Des officiers d’étapes, le matin du 4, s’étaient présentés dans les mairies pour préparer les cantonnements. Il fallait faire vite, car nos troupes étaient attendues dans l’après-midi. C’étaient des éléments de la 9ème armée, d’abord simple détachement d’armée (29 août), formée le 4 septembre avec le IXème corps (général Dubois), le XIème corps (général Eydoux), la 42ème division d’infanterie (général Grossetti), la 9ème division de cavalerie (général de l’Espée) et deux divisions de réserve affectées au IXème et au XIème corps : la 52ème (général Battesti) et la 60ème (général Joppé) divisions d’infanterie.

(Contrairement à ce qui a été dit, la division marocaine (général Humbert) ne constituait pas une division autonome et avait été affectée au IXème corps à partir du 20 août, en remplacement de la 18ème division (général Lefèvre) maintenue en Lorraine, moins la 36ème brigade et un bataillon du 32ème, jusqu’au 6 septembre, date de son départ pour Troyes où elle rentra dans l’armée Foch.)

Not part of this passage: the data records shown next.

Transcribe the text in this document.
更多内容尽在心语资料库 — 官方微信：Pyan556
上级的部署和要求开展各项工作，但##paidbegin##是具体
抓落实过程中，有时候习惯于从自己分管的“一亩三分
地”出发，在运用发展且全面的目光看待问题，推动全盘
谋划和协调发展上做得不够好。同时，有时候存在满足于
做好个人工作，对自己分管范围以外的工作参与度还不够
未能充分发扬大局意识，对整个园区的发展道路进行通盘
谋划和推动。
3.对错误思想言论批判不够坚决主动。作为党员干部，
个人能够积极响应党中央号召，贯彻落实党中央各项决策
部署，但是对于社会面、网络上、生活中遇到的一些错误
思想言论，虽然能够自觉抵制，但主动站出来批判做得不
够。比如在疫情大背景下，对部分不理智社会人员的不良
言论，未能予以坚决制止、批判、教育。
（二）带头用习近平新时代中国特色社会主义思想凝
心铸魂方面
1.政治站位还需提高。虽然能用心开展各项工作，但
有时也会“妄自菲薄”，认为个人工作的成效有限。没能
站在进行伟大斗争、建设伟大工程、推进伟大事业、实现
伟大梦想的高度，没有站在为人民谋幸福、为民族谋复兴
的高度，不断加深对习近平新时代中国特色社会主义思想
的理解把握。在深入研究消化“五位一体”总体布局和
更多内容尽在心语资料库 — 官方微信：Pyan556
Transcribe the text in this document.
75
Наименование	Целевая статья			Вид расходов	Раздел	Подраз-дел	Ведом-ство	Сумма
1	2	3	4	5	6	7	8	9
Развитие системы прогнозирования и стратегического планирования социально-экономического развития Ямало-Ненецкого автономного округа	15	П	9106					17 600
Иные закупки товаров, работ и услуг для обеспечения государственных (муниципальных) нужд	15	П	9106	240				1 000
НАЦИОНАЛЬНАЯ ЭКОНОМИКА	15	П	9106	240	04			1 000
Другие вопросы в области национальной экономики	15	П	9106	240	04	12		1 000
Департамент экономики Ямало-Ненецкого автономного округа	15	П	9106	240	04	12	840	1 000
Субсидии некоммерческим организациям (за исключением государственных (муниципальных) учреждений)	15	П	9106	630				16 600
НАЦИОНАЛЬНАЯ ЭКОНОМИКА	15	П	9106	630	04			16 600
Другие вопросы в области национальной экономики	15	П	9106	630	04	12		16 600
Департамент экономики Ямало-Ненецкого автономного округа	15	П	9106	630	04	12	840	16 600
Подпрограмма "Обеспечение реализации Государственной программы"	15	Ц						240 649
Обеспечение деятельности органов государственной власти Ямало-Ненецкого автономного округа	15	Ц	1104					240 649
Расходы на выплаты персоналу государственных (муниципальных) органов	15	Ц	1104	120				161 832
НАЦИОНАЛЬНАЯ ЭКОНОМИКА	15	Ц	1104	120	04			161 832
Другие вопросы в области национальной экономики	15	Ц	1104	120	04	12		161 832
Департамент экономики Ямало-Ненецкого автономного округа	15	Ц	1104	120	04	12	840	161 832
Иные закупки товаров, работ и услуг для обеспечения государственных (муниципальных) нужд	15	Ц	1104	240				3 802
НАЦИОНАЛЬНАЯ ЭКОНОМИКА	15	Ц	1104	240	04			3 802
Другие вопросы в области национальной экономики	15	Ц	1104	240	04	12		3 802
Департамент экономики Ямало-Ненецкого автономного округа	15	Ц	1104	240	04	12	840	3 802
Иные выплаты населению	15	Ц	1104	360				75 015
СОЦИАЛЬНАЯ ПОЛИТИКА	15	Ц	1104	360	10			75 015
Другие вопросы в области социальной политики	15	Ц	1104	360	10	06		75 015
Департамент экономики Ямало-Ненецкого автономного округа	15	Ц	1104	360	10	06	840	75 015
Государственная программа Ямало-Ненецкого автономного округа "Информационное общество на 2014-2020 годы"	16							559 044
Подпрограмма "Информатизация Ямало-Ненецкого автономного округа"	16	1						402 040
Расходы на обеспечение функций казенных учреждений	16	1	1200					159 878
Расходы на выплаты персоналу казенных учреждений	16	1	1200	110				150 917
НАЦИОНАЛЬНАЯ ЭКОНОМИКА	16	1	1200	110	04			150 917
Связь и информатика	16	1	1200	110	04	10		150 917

Cette armée, dont partie retraitait de Belgique et dont l'autre arrivait de Lorraine (Ce qui explique que la concentration de ces divers éléments n'était pas encore achevée le 5. Ainsi la 18e division, dont il vient d'être question dans la note précédente et qui était à Nomény, n'entra en ligne que le 7 au soir. En revanche la 60e division de réserve, présentée quelquefois comme une division fraîche, opérait depuis le début de la guerre avec la 4e armée et avait fait, sous les ordres du général de Langle de Cary, la campagne de Belgique : elle s'était battue notamment sur la Semoy, à Donchéry, à Tourteron. et avait suivi la retraite de la Meuse à l'Aisne, puis au. camp de Châlons, (où elle avait été affectée à l'armée Foch.), avait été placée sous les ordres du général Foch, qui venait lui-même de donner sa mesure devant Nancy, à la tête du XXe corps. Elle ignorait tout des intentions du généralissime. Cependant, des bruits couraient, qui n'étaient point perdus pour les fines oreilles champenoises " c'est le dernier jour qu'on recule (Journal de l’instituteur Roland.);" on se prépare "pour une bataille qui paraît des plus importantes (La Guerre en Champagne. Journal de la supérieure d'Andecy.)".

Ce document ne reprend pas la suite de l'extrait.